So 27 Gy has worse cosmesis, but 26 Gy is A-OK?
I've used 26 Gy on some elderly patients, but I'm not ready to give one week of radiation to a 50 year old stage I patient. Am I entering boomer rad onc territory or is it OK to drag my feet here?
I'm fully on board for 40-42.56/15-16 and use a lot of 30/5 APBI. But 26/5 WBI I've been carefully selecting like older lobular patients.
I would say it's reasonable to do 15-16 fx, as this is the American standard of care and we are practicing in America.
That being said, I think you're on the edge of Boomerism
Why ?
1) 5 years is plenty for cosmesis for breast. No study has had a change from the 5 year to the 10 year follow up for cosmesis.
2) 5 years is plenty for efficacy in terms of local control. Yes, there will be more failures between 5-10, and 10-15, but there is no rational reason for the rate of change to be different. This may be the first ever trial to show a difference, but I doubt it.
3) 26 vs 27 Gy seems insignificant, but there are threshold effects like this - there is a hypoFX prostate study showing 1 less fraction was either less effective or less toxic, I forget which. Shoulders, and what not.

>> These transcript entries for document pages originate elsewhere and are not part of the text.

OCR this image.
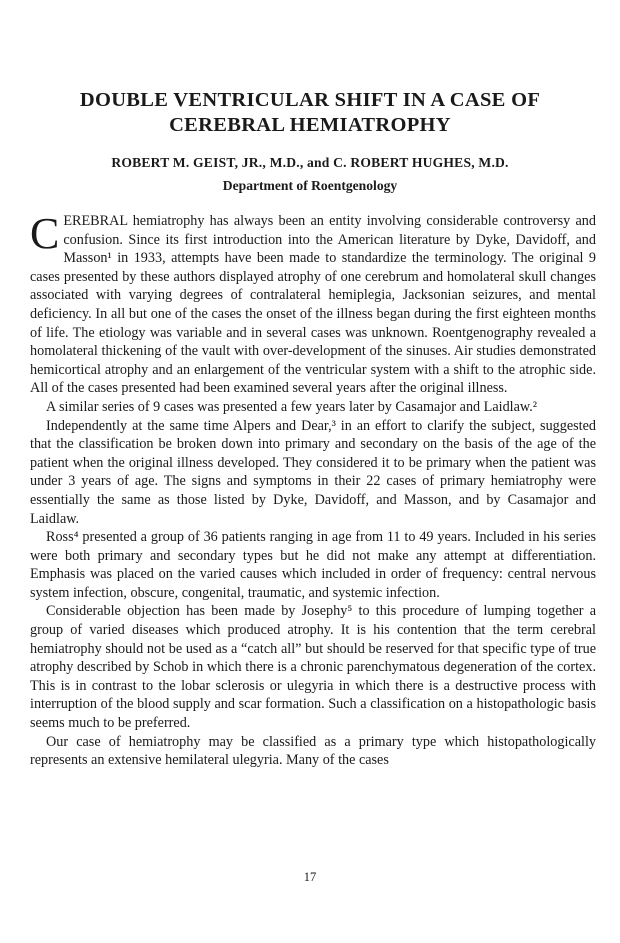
DOUBLE VENTRICULAR SHIFT IN A CASE OF
CEREBRAL HEMIATROPHY

ROBERT M. GEIST, JR., M.D., and C. ROBERT HUGHES, M.D.

Department of Roentgenology

CEREBRAL hemiatrophy has always been an entity involving considerable controversy and confusion. Since its first introduction into the American literature by Dyke, Davidoff, and Masson¹ in 1933, attempts have been made to standardize the terminology. The original 9 cases presented by these authors displayed atrophy of one cerebrum and homolateral skull changes associated with varying degrees of contralateral hemiplegia, Jacksonian seizures, and mental deficiency. In all but one of the cases the onset of the illness began during the first eighteen months of life. The etiology was variable and in several cases was unknown. Roentgenography revealed a homolateral thickening of the vault with over-development of the sinuses. Air studies demonstrated hemicortical atrophy and an enlargement of the ventricular system with a shift to the atrophic side. All of the cases presented had been examined several years after the original illness.

A similar series of 9 cases was presented a few years later by Casamajor and Laidlaw.²

Independently at the same time Alpers and Dear,³ in an effort to clarify the subject, suggested that the classification be broken down into primary and secondary on the basis of the age of the patient when the original illness developed. They considered it to be primary when the patient was under 3 years of age. The signs and symptoms in their 22 cases of primary hemiatrophy were essentially the same as those listed by Dyke, Davidoff, and Masson, and by Casamajor and Laidlaw.

Ross⁴ presented a group of 36 patients ranging in age from 11 to 49 years. Included in his series were both primary and secondary types but he did not make any attempt at differentiation. Emphasis was placed on the varied causes which included in order of frequency: central nervous system infection, obscure, congenital, traumatic, and systemic infection.

Considerable objection has been made by Josephy⁵ to this procedure of lumping together a group of varied diseases which produced atrophy. It is his contention that the term cerebral hemiatrophy should not be used as a “catch all” but should be reserved for that specific type of true atrophy described by Schob in which there is a chronic parenchymatous degeneration of the cortex. This is in contrast to the lobar sclerosis or ulegyria in which there is a destructive process with interruption of the blood supply and scar formation. Such a classification on a histopathologic basis seems much to be preferred.

Our case of hemiatrophy may be classified as a primary type which histopathologically represents an extensive hemilateral ulegyria. Many of the cases

17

4) In pandemic times, it has been a "no brainer" to suggest this fractionation or 30 Gy / 5 fx to partial breast.
5) Post-pandemic, I think it is very reasonable to suggest this for the CALGB/Prime II subset - instead of saying no RT, we can say 5 days of RT (vs 5 years of a pill). I have made this argument with our breast team and surgeons/medoncs agree.
6) Chirag / Sushil offering it routinely. They are rarely in error about things like this.
It stinks, though. 1 week for our most common cancer puts us truly into technician mode. If you are out that week, you'll have never seen this patient except at sim and consult.